Barolar arasında 'Cihaner' çatlağı
Abone olBaro başkanları, tutuklu Erzincan Cumhuriyet Başsavcısı İlhan Cihaner konusunda ayrılığa düştü.
Bursa'da yargı reformuna tepki göstermek amacıyla toplanan baro
başkanları, tutuklu Erzincan Cumhuriyet Başsavcısı İlhan Cihaner
konusunda ayrılığa düştü.
Uludağ'da iki gün süren bir toplantı yapan 14 ilin baro başkanı,
hazırladıkları sonuç bildirgesini düzenledikleri basın
toplantısıyla kamuoyuna açıkladı. Ancak sonuç bildirgesine
Afyonkarahisar Baro Başkanı Celal Mümtaz Akıncı ile Kırıkkale Başo
Başkan vekili Harun Saygılı imza atmadı. Afyon ve Kırıkkale baro
başkanları, hakkındaki suçlamalar sebebiyle tutuklanan başsavcıya
yüksek yargının sahip çıkmasını ihsas-ı rey olarak nitelendirdi.
İstanbul Baro Başkanı Muammer Aydın, Denizli Baro Başkanı Adil
Demir, Tekirdağ Baro Başkanı A. Müsellem Görgün, Yalova Baro
Başkanı Cemal İnci, Çanakkale Baro Başkan vekili Tülay Ömercioğlu,
Manisa Baro Başkanı Fadıl Ünal, Edirne Baro Başkanı Faruk Sezer,
Bilecik Baro Başkanı Halime Aynur, Kocaeli Baro Başkanı M. Cumhur
Arıkan, Muğla Baro Başkanı M. İlker Gürkan, Balıkesir Baro Başkanı
Muzaffer Mavuk, İzmir Baro Başkanı Özdemir Sökmen, Uşak Baro
Başkanı Rıza Albay, Aydın Baro Başkanı Sümer Germen ve Sakarya Baro
Başkanı Vacit Öktem, özel yetkili savcıların yetkilerinin
kaldırılmasını istedi.
Ev sahibi Bursa Baro Başkanı Zeki Kahraman tarafından okunan sonuç
bildirgesinde, Türkiye'nin bir yargı reformuna ihtiyaç duyduğu,
ancak bunu siyasilerin yapmaması gerektiğine vurgu yapıldı.
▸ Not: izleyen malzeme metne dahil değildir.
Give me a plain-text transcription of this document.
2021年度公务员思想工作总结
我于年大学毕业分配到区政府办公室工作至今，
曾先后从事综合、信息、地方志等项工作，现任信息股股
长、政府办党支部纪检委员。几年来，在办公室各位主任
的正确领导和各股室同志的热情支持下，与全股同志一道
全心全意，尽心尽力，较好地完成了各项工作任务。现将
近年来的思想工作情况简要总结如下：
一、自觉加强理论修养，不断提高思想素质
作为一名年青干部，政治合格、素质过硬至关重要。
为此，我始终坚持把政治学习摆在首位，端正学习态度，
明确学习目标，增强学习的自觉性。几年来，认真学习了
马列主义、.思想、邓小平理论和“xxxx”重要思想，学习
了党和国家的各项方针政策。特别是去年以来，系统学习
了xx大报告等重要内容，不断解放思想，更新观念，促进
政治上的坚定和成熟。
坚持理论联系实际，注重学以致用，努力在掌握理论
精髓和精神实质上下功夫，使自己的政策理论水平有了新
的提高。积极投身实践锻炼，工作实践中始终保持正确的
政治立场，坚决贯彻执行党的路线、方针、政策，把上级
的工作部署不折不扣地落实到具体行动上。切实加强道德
Bildirgede şöyle denildi: "Kamuoyunca bilinmelidir ki, Türkiye bir
hukuk devletidir ve bunun sağlanabilmesi için ortak akılla
yapılacak yargı reformu şarttır. Bu doğrultuda, hukuk devletinin
inşası ve işlerliğinin sağlanması bakımından, bugün yargı
reformunun gerçekleştirilmesine ve yargı bağımsızlığının
güçlendirilmesine, tarafsızlığının sağlanmasına her zamankinden
daha fazla ihtiyaç olduğu bir gerçektir. Ancak siyasi iktidarın,
yargı bağımsızlığını ve tarafsızlığını sağlayamayacağı ve hukuk
devletini tesis için ortak akla dayalı bir yargı reformunu
gerçekleştiremeyeceği yaşanan olaylarla ortaya çıkmıştır. Ülkemizde
son günlerde yaşananlar, siyasi iktidarın yasama ve yürütme ile
birlikte yargıyı da elinde tutmaya çalıştığını açıkça
göstermektedir. Avrupa Birliği'nin Türkiye ile ilgili raporlarında
açıkça belirttiği gibi iktidarın yargıyı da ele geçirerek,
Anayasa'daki kuvvetler ayrılığı ilkesine uymayan bir anlayışla
yargı reformunu gerçekleştirmek istediği ve son gelişmelerden
kalkınarak referandum süresinin kısaltılması, anayasa
değişikliklerine gidilmesi ve kendi istediği taraflı yargıyı
yaratacak Anayasa Mahkemesi, HSYK, Yargıtay ve Danıştay oluşturma
girişimleri ve zorlamaları da kabul edilemez."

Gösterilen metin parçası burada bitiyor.